Des trois religions dites monothéistes seule la chrétienne est née à Jérusalem.

Le judaïsme commence au Mont Sinaï, en dehors de la Terre Sainte, tour tendu, il est vrai, vers cette terre dont Jérusalem devait devenir le centre. L’Islam, lui, est originaire de l’Arabie: tout en demeurant fidèle à ses commencements, il s’empresse à adopter Jérusalem, tant il est assuré qu’on ne peut pas se rattacher à la lignée spirituelle d’Abraham sans s’installer, d’une façon ou d’une autre, dans la métropole d’Israël.

L’Eglise est née à Jérusalem, mais ne considère pas son lieu de naissance comme le centre du monde, bien plutôt comme un point de départ. Dès les première page des Actes nous sommes invités à partit en voyage pour porter l’Evangile “jusqu’aux extrémités de la terra”. Les Actes commencent à Jérusalem et finissent à Rome. Mais, conformément à la nouvelle vue chrétienne des choses, Rome elle-même ne devient pas le centre du monde. Pour le christianisme primitive il n’y a pas de “géographie sacrée”, toute catégorie géographique étant dépassée. S’il n’y a ni juif ni grec; ne esclave ni homme libre; ni homme ni femme, de même il n’y a ni Jérusalem ni Rome. Comme le peuple de Dieu avant sont entrée en terre promise, l’Eglise mène sur terre une existence pérégrinante vers la Jérusalem céleste préexistante. La géographie n’est plus cosmique, elle est redevenue simple discipline humaine.

Mais le cœur a des raisons qui finissent par s’imposer à la théologie. Avant le concile Nicée en 325, le nom même de Jérusalem était oublié et l’on ne parlait dans les cercles officiels - se d’occasion on en parlait - que de la petite ville d’Aelia Capitoline. Lorsque Constantin entreprit son projet grandiose de doter l’Empire d’édifices religieux, en premier lieu son regard se porta sur Jérusalem, conscient qu’il était, su dire d’Eusèbe, que “de cette source jaillissait le fleuve de la vie pour l’humanité” (De laudibus Constantini 9.P.G. 20, 1369).

C’est à sa mère, Hélène, que l’empereur confia la réalisation de son plan: elle est venue elle-même à Jérusalem encourager les ouvriers et assister à la dédicace des nouveaux sanctuaires.
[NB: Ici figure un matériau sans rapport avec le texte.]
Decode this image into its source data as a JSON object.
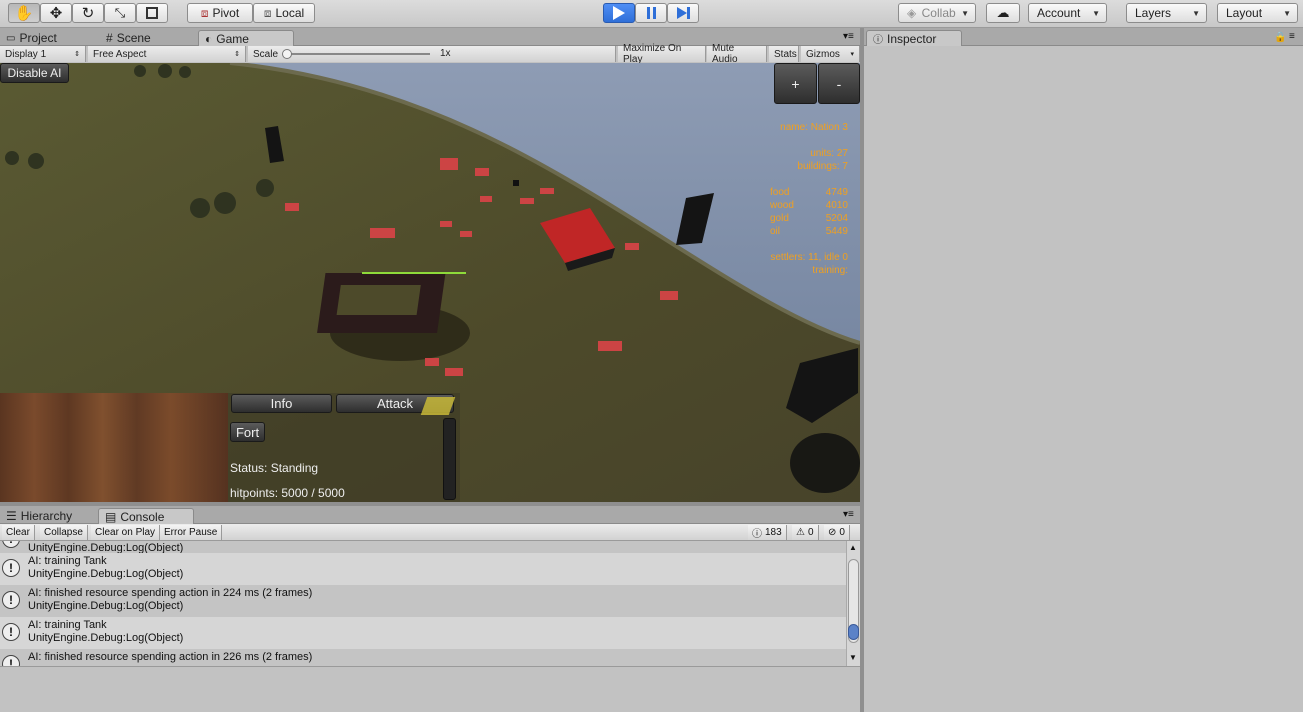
{
  "toolbar": {
    "pivot_label": "Pivot",
    "local_label": "Local",
    "collab_label": "Collab",
    "account_label": "Account",
    "layers_label": "Layers",
    "layout_label": "Layout"
  },
  "tabs": {
    "project": "Project",
    "scene": "Scene",
    "game": "Game",
    "inspector": "Inspector",
    "hierarchy": "Hierarchy",
    "console": "Console"
  },
  "game_controls": {
    "display": "Display 1",
    "aspect": "Free Aspect",
    "scale_label": "Scale",
    "scale_value": "1x",
    "maximize": "Maximize On Play",
    "mute": "Mute Audio",
    "stats": "Stats",
    "gizmos": "Gizmos"
  },
  "game": {
    "disable_ai": "Disable AI",
    "zoom_in": "+",
    "zoom_out": "-",
    "hud": {
      "name": "name: Nation 3",
      "units": "units: 27",
      "buildings": "buildings: 7",
      "resources": [
        {
          "label": "food",
          "value": "4749"
        },
        {
          "label": "wood",
          "value": "4010"
        },
        {
          "label": "gold",
          "value": "5204"
        },
        {
          "label": "oil",
          "value": "5449"
        }
      ],
      "settlers": "settlers: 11, idle 0",
      "training": "training:"
    },
    "panel": {
      "info_btn": "Info",
      "attack_btn": "Attack",
      "selected": "Fort",
      "status": "Status: Standing",
      "hitpoints": "hitpoints: 5000 / 5000"
    }
  },
  "console": {
    "buttons": [
      "Clear",
      "Collapse",
      "Clear on Play",
      "Error Pause"
    ],
    "counts": {
      "log": "183",
      "warn": "0",
      "error": "0"
    },
    "top_partial": "UnityEngine.Debug:Log(Object)",
    "rows": [
      {
        "line1": "AI: training Tank",
        "line2": "UnityEngine.Debug:Log(Object)"
      },
      {
        "line1": "AI: finished resource spending action in 224 ms (2 frames)",
        "line2": "UnityEngine.Debug:Log(Object)"
      },
      {
        "line1": "AI: training Tank",
        "line2": "UnityEngine.Debug:Log(Object)"
      },
      {
        "line1": "AI: finished resource spending action in 226 ms (2 frames)",
        "line2": ""
      }
    ]
  },
  "colors": {
    "play_accent": "#2f6fd8",
    "hud_text": "#f0a020",
    "editor_bg": "#c2c2c2"
  }
}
C’est à ce moment que commence le cultes des “lieux saints” de l’Ancien et du Nouveau Testament ainsi que l’essor des pèlerinages.

Jérôme arrive en Terra Sainte en 385. L’érudit bizarre et prodigieux de Bethléem n’est pas particulièrement attiré par les “lieux saints” et c’est seulement par acquis de conscience qu'il se fait guide d’amies récemment arrivées de Rome. Il éprouve une sainte colère contres ses pèlerins indiscrets qui, par leurs visites importunes, l’arrachent à ces chers travaux. “La cour céleste est aussi accessible de la Bretagne que de Jérusalem” (Ep 58. P.L. 22, 581).

Depuis la fin du IVe siècle les choses ont peu changé. Aujourd’hui aussi nous avons deux sortes de chrétiens - nous parlons des étrangers - venant s’installer à Jérusalem: les chrétiens de sainte Hélène et ceux de saint Jérôme. Les uns gardent les “lieux saints” et accueillent les pèlerins, les autres se livrent à l’étude et font bénéficier le monde chrétien et savant du résultat de leur labeur.

Toujours est-il que le désir de se trouver à Jérusalem est en lui-même significatif. Comme aimant, Jérusalem attire les chrétiens; même les églises, les communautés ecclésiales et les sectes les plus imperméables à toute notion de “lieu saint” y cherchent un point d’insertion. Bien souvent, on ne vient pas à Jérusalem dans un but défini d’avance, mais une fois devenu son enfant, on cherche à la bâtie.

Comme le Temple était le centre de la Jérusalem de l’Ancien Testament, le saint Sépulcre est le centre de la Jérusalem chrétienne. On peut naturellement préférer le nom que lui donnent les Grecs: l’Anastasis - la Résurrection. Ce qui est sûr, c’est qu’Orientaux et Occidentaux se rendent à cet endroit précis et le tiennent en vénération non pour ce qui s’y trouve mais pour ce qui n’y est pas: on célèbre une absence et non un présence, on s’arrête devant le signe de l’absence pour évoquer sa présence. Il n’est pas là! Il est ressuscité! Alléluia! Aujourd’hui six communautés montent la garde su saint Sépulcre: les Grecs, les Latins, les Arméniens, les Coptes, les Syriens, les Ethiopiens. Les détails minutieux de la réglementation des cérémonies, du nettoyage, de l’entretien des lampes; les offices célébrés simultanément dans une belle cacophonie - tout cela peut friser le ridicule et choquer notre sensibilité d’occidentaux. Mais quand on retourne la taisserie, le tableau est d’une singulière beauté: l’édifice matériel disparaît et l’on entrevoit l’édifice spirituel bâti par d’innombrables générations chrétiennes qui y ont répandu leurs larmes et leurs prières. De nos jours il est de bon ton de décrier le culte des lieux saints et même le culte célébré dans ces lieux. Et pourtant, les lieux saints - comme les icônes - nous accueillent et nous font entrer dans la prière: en évoquant en mystère ils nous y font participer. L’Eglise grecque a bien raison de célébrer depuis 11 siècles la victoire sur les iconoclastes par une fête spéciale appelée le dimanche de l’orthodoxie.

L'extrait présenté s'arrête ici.